Extended Data Fig. 2: Abatement costs and carbon debt of 1.5 °C (RCP 1.9) scenarios for six different MACCs of DACS and interest rates on carbon debt rd = 0 and rd = 0.08.

From: Operationalizing the net-negative carbon economy

Extended Data Fig. 2

A definition of D is provided in the Methods. Abatement costs are discounted and expressed as a percentage of the GDP. Abatement costs are exclusive of interest costs. For each rate rd, 78 scenarios (13 scenarios as for the RCP 2.6 analysis times 6 DACS parameters) are grouped by DACS costs (low to high, that is, ‘LoCost’, ‘MedCost’ and ‘HiCost’) and DACS capacity limits (10% and 30% of baseline emissions, that is, ‘LoCap’ and ‘HiCap’). a, b, Median abatement costs as a function of median carbon debt D for rd = 0 (a) and rd = 0.08 (b).
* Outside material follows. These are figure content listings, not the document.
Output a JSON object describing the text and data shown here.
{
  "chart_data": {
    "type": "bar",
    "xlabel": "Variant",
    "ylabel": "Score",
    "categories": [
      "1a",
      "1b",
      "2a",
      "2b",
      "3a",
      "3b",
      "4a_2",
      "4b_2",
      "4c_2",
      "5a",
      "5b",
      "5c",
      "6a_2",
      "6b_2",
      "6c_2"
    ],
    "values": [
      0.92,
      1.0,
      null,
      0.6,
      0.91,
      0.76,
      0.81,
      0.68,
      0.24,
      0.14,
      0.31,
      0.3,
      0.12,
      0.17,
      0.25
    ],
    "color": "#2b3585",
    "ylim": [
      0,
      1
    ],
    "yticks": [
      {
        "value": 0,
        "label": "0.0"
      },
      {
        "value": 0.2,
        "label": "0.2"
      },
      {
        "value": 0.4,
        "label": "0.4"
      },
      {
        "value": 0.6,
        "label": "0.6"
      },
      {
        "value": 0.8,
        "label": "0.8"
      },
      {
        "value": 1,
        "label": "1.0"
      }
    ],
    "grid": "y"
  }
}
For rd = 0, we observe an inverse relation between the level of carbon debt and abatement costs; and the capacity limit is a stronger determinant of abatement costs than DACS deployment costs. This ‘discounting effect’ is reversed when rd = 0.08 and high levels of \(D\) are penalized. In this case, lower abatement costs are realized by lower carbon debt (and vice versa). For both rates rd ‘LoCost_HiCap’ DACS scenarios are characterized by the lowest abatement costs, however, at very different levels of D. When interest is invoked, DACS deployments costs become an increasingly important determinant of total abatement costs. c, d, Distribution of total carbon debt D (c) and abatement costs (d) for the median values shown in a, b. Boxes indicate the 25–75% interquartile ranges around medians (bold solid line), whiskers indicate minimum to maximum ranges, black dots mark outliers.